Кругом было светло, как днем - на всех улицах города ярко пылали факелы. Хозяева гостиниц зазывали нас к себе переночевать, на каждом углу стояли люди и выкрикивали, где можно сытно поесть. Кое-кто даже предлагал посетить гетер. Это показывает, насколько порочны и развращены элевсинцы: кому-кому, а уж им-то ведомо, что в течение трех дней, которые вновь посвященные проводят в Элевсине, они должны поститься и хранить целомудрие, им запрещено прикасаться к мертвому телу или только что родившей женщине; кроме того, даже на следующий день после поста запрещено есть яйца и бобы.

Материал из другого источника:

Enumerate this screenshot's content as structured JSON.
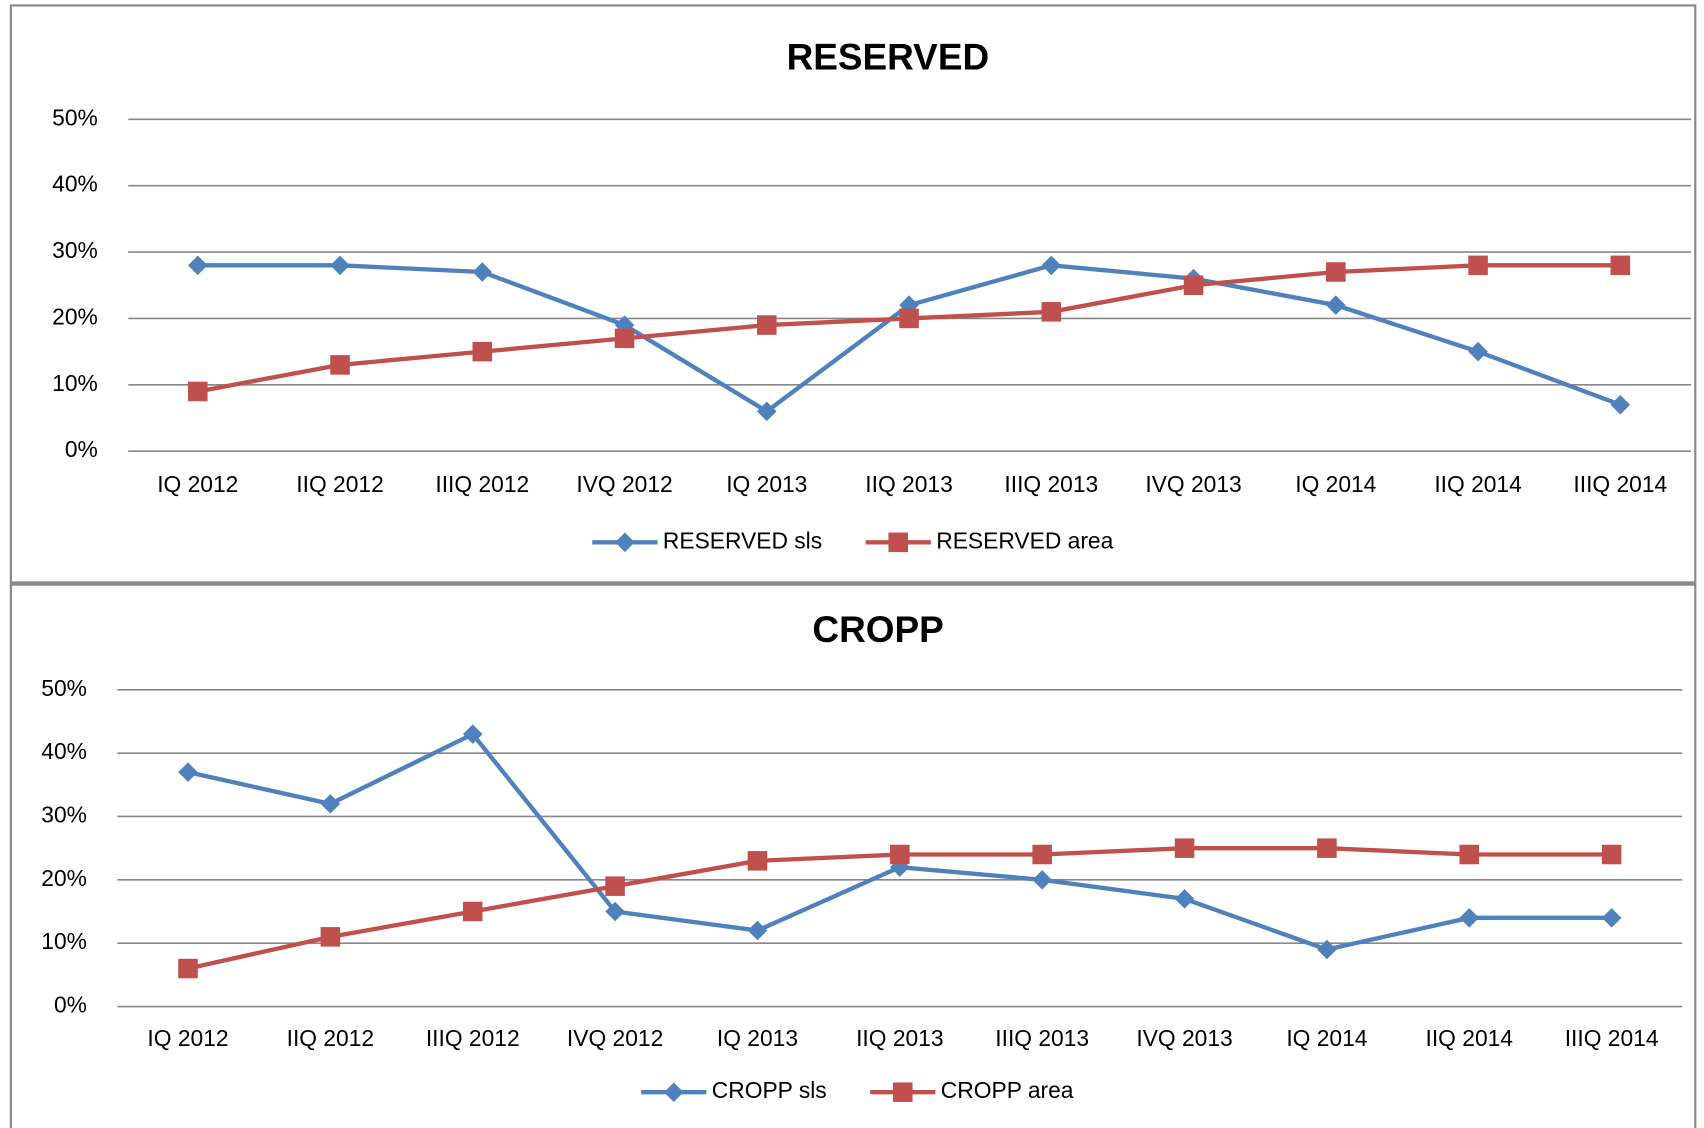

Толпа увлекала нас с Макриной к месту совершения таинств. Если верить Гомеру, первоначально элевсинский храм стоял у подножия Акрополя, почти там же, где стоит и нынешний храм, называемый Телестрион. Этой ночью в честь великих таинств он был ярко освещен.
К храму проходят через ворота, которые еще величественнее, чем афинские. Стражники и жрецы, узнав новопосвящаемых по платью и тайным знакам, пропустили нас за оцепление. Ворота храма устроены таким хитроумным образом, что сквозь них можно увидеть лишь несколько шагов священного пути, далее Телестрион закрывает высокая глухая стена Плутониона - храма, построенного на том месте, где Персефона появилась из царства Аида.
С глазами, слезящимися от дыма факелов, мы с Макриной поднимались в гору по священному пути. По дороге мы остановились сначала возле Каллихорского провала. Меня охватил священный трепет, ибо это самое место описано еще у Гомера. Здесь когда-то боги спускались под землю, а элевсинки танцевали в честь Деметры. Вход в Аид находится на несколько ступенек ниже мостовой и отделан великолепным мрамором. Возле него священный источник. Омыв в нем руки, я познал всю глубину горя Деметры, и меня это так потрясло, что я едва не забыл заплатить жрице драхму за омовение.
Затем мы миновали Плутонион. Он выстроен в скалистой пещере на склоне Акропольского холма. Вязовые двери этого храма перед нами не открылись, но на жертвеннике из дикого камня возле его входа горел огонь.